A fazenda da Soledade está situada no centro de um rico município fluminense, e pertencia há dez anos ao comendador Faria, que a deixou em herança ao único filho que teve do primeiro matrimônio, e que se chama o dr. Amaro de Faria. O comendador morreu em 185..., e poucos meses depois morreu a viúva, madrasta de Amaro. Não havendo filhos nem colaterais, veio o dr. Amaro a ficar senhor e possuidor da fazenda da Soledade, com trezentos escravos, moendas de cana, grandes plantações de café, e vastíssimas florestas de magníficas madeiras. Conta redonda, possuía o dr. Amaro de Faria uns dois mil contos e vinte oito anos de idade. Tinha uma chave de ouro para abrir todas as portas.

Era formado em direito pela Faculdade de S. Paulo, e os cinco anos que ali passou foram os únicos em que esteve ausente da casa paterna. Não conhecia a corte, onde apenas estivera algumas vezes de passagem. Apenas recebeu a carta de bacharel retirou-se para a fazenda, e já ali se achava havia cinco anos quando lhe faleceu o pai.

Todos supuseram, apenas morreu o comendador, que o dr. Amaro continuasse a ser exclusivamente fazendeiro sem importar-se com mais coisa alguma do resto do mundo. Efetivamente eram essas as intenções do moço; o diploma de bacharel servia-lhe apenas para mostrar em qualquer tempo, se necessário fosse, um título científico; mas ele não tinha intenção alguma de usar dele. O presidente da província, andando um dia em viagem, hospedou-se na fazenda da Soledade, e depois de uma hora de conversa ofereceu ao dr. Amaro um cargo qualquer; mas o jovem fazendeiro recusou, dando em resposta que desejava simplesmente cultivar o café e a cana sem importar-se com o resto da república. O presidente dificilmente conciliou o sono, pensando em tamanha abnegação e indiferença da parte do rapaz. Uma das convicções do presidente era que não havia Cincinatos.

Estavam as coisas neste pé, quando apareceu na fazenda da Soledade um antigo colega de Amaro, formado ao mesmo tempo que ele e possuidor de alguma fortuna.

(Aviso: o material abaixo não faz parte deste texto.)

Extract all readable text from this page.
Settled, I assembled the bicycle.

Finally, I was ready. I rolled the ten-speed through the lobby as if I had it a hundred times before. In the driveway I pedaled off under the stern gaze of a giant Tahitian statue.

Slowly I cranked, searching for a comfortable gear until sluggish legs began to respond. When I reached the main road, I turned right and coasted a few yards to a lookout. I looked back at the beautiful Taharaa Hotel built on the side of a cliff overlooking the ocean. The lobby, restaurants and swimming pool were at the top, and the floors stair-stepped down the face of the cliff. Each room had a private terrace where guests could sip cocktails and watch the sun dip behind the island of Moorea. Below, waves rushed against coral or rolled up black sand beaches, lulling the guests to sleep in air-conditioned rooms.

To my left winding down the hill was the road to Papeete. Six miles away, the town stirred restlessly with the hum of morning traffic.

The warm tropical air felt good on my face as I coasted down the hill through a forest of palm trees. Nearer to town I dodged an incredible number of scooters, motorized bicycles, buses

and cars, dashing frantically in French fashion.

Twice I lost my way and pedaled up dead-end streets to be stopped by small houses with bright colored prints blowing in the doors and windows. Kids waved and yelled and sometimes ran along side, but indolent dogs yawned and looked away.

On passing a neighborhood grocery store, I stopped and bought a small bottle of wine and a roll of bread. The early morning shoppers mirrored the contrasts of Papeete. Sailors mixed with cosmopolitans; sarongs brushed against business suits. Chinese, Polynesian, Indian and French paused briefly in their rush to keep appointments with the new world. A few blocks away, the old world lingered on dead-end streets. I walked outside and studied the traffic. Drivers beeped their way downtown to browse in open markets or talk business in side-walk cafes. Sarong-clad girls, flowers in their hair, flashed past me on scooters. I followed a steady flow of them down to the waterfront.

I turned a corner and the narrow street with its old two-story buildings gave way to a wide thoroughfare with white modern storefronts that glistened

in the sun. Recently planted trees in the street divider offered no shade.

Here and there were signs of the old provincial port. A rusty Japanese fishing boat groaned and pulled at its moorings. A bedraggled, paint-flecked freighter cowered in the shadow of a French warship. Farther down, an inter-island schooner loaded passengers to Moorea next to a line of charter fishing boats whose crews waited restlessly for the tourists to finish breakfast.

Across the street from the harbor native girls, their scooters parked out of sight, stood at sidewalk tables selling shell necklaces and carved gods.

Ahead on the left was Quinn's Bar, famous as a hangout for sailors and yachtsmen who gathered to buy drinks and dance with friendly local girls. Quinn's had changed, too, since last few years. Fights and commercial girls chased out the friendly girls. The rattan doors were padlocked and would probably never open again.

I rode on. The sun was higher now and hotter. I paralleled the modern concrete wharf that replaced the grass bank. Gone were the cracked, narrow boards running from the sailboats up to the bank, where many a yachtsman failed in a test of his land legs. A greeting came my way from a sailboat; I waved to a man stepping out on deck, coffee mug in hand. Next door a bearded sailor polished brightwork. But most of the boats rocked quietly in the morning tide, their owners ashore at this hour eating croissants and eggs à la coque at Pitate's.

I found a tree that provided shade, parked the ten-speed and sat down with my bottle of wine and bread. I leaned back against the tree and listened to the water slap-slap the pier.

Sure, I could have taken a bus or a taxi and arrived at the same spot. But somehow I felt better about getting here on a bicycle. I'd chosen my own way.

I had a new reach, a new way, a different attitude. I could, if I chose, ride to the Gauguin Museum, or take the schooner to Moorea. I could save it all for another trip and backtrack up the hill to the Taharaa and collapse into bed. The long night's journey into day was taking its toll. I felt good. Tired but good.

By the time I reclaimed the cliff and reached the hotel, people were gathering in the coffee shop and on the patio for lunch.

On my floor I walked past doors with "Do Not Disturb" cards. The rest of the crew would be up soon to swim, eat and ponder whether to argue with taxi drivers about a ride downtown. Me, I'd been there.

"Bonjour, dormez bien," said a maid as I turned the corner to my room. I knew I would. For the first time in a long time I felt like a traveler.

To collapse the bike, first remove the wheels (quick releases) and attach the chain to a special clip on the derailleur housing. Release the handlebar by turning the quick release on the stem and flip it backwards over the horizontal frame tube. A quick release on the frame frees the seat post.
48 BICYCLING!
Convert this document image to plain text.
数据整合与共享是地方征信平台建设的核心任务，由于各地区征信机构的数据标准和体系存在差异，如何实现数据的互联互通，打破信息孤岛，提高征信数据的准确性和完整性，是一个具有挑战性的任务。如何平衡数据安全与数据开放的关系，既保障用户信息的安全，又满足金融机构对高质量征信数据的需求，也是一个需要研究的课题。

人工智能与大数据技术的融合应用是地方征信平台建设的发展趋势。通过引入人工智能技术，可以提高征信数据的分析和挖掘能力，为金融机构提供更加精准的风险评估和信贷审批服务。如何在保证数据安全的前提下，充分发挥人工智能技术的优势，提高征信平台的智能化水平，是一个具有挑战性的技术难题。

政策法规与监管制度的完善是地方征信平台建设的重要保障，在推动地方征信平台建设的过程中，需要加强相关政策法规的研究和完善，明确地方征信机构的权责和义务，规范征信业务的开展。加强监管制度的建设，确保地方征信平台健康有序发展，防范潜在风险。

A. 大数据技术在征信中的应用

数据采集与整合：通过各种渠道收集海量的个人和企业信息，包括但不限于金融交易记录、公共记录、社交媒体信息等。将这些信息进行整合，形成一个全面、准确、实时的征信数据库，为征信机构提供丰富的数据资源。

Amaro recebeu alegremente o companheiro, que se chamava Luís Marcondes, e vinha da corte expressamente para visitá-lo. A recepção foi como costuma ser no nosso hospitaleiro interior. Tomada a primeira xícara de café, Marcondes disparou contra o colega esta carga de palavras:

— Então, que é isto? Estás metido em corpo e alma no café e no açúcar? Disseram-me isto apenas cheguei à corte, porque, não sei se sabes, vim há poucos meses de Paris.

— Ah!

— É verdade, meu Amaro, estive em Paris, e hoje compreendo que a maior desgraça deste mundo é não ter estado naquela grande cidade. Não imaginas, meu rico, que viver é aquele! Ali não falta nada; é pedir por boca. Corridas, bailes, teatros, cafés, parties de plaisir, é uma coisa ideal, é um sonho, é o chic... É verdade que os cobres não se conservam muito tempo na algibeira. Ainda bem o correspondente não acaba de entregar os mil francos, já eles correm pela porta fora; mas vive-se. Mas, como ia dizendo, quando cheguei à corte, a primeira notícia que me deram foi que tu estavas fazendeiro. Custou-me a acreditar. Tanto teimaram, que eu quis vir examinar a coisa com os meus próprios olhos. Parece que é exato.

— É, respondeu Amaro. Bem sabes que eu estou acostumado a isto; aqui fui educado, e, apesar de ter estado algum tempo fora, creio que em nenhuma parte estarei tão bem como aqui.

— O hábito é uma segunda natureza, disse sentenciosamente Marcondes.

— É verdade, retorquiu Amaro. Dou-me bem, e não acho que a vida seja má.

— Que a vida seja má? Em primeiro lugar, não está provado que isto seja vida; é vegetação. Comparo-te a um pé de café; nasceste, cresceste, vives, dás fruto, e morrerás na perfeita ignorância das coisas da vida... Para um rapaz da tua idade, que é inteligente, e possui dois mil contos, semelhante viver equivale a um suicídio. A sociedade exige...

A conversa foi interrompida pelo jantar, que livrou ao fazendeiro e ao leitor de um discurso de Marcondes. Na academia o jovem bacharel era conhecido pela alcunha de perorador, graças à mania que ele tinha de discursar a propósito de tudo. Amaro ainda se lembrava da arenga que Marcondes pregou a um bilheteiro de teatro por uma questão de preço de bilhete.